The many iterations of cleaning supplies used for disinfecting, like Lysol or Clorox, have steadily risen to a household staple within the recent year. As reported by Forbes, national household spending on cleaning products rose from just $17.30 in January of 2019 to $19.40 by the end of January 2021. Of course, disinfectant sprays have been at the top of everyone’s cleaning supply list as it has become a customer favorite amid the pandemic.

With help from the Centers for Disease Control and Prevention (CDC) and Occupational Safety and Health Administration (OSHA), businesses were directed in their routine of disinfecting such public spaces. Basic standards provided a general disinfecting rule of thumb, which has shed awareness upon businesses that once lacked. By also providing greater access to hand sanitizer and disinfectant wipe dispensers, businesses have customers to aid in respective cleaning and disinfecting efforts.

While the lack of cleanliness is, retrospectively, a national faux pas, the nation has grown better from it.
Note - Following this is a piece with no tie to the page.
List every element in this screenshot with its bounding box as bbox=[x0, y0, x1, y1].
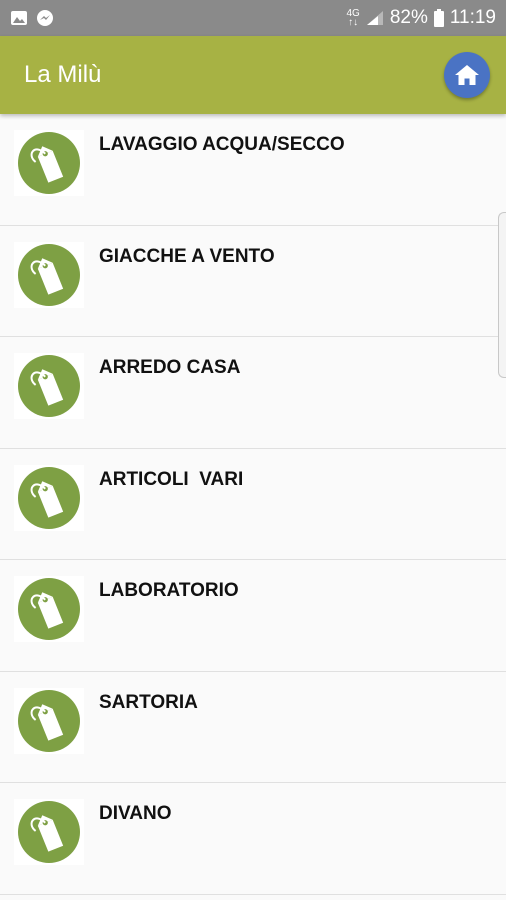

Now upholding an improved standard of cleanliness, The US has seen general shifts in issues that once appeared cyclical or, better stated, seasonal. Namely, seasonal flu cases were reported to be statistically low earlier this year. Despite such issues not being completely obsolete in the face of change, it is a relief to finally revel in environments where genuine effort is made to maintain clean and disinfected spaces.